KaiDT -
usually you can get quite useful information even when probing components in-circuit. Of course, you should know what to expect and which are the common failure modes of components.
- probing resistors usually isn't a big deal. The test voltage of modern digital multimeters in resistance mode often isn't high enough to turn on silicon junctions. When in doubt, manually select a measurement range higher than what you would expect, this keeps the voltage drop across the resistor you're probing even lower (provided your multimeter uses a constant current approach to measure resistance which most of them do). If you measure a resistance higher than what you expect, the resistor is most probably shot (high capacitances with residual votages present may also cause this, but then you should see the reading drop slowly). Lower values may be the result of other resistive / inductive components arranged around the one you probe. Resistors virtually always fail open / intermittent / too high. In many cases they show scorch marks but that's not always the case.
- Capacitors are difficult to test properly in-circuit except for a short. Proper RLC bridges may provide some useful information but usually leave a lot room for interpretation, so considerable experience may be necessary here.
- Diodes and the junctions of transistors more often fail shorted than open, especially in case of power semiconductors. If they fail open, and the semiconductor is housed in a plastic casing, you can often see cracks or craters in the resin from the violent disintegration of the bonding wires. There are cases, though, where simply a bond connection inside a semiconductor enclosure fails which can be very difficult to identify and (from my own experience) always happen with "unobtainium" components
. Surprisingly, I've already come across several zener diodes in glass packages that failed open without any external traces to be found.
So, for example, if you use your DMM's diode test function to check the dual clamping diode in your SDG805 in-circuit, start with both diodes in conduction direction. If you find the expected 600...700mV forward threshold, you can already be 99% certain that the diode is still good. Blocking direction should show a higher voltage drop, but other semiconductors may interfere with that.
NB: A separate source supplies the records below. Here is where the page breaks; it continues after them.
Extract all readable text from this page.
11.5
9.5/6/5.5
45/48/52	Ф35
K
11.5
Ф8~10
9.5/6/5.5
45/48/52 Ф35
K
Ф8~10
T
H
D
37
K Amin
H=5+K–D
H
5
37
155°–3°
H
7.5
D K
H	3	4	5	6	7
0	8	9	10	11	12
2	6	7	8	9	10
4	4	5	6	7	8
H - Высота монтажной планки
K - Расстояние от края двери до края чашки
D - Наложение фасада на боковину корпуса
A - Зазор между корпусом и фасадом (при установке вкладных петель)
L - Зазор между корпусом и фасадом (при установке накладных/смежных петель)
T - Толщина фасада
Schottky diodes, especially the bigger, low-voltage ones, may almost appear like a short in conduction direction.
In your particular case, I would just replace U15 and test the generator again. SO8 ICs are easily removed by "drowning" one side in solder and while heating all four terminals, carefully liftig this side off the PCB by half a millimeter or so. Then, still heating the solder on this side, quickly slide a piece of thick (drawing) paper between the PCB and the IC's terminals. Now "drown" the other side of the IC in solder and lift it off the board with a pair of tweezers. After that, you only need to clean the PCB pads with some solder wick or a suction device. SO packages can still be soldered easily enough back in pin-by-pin.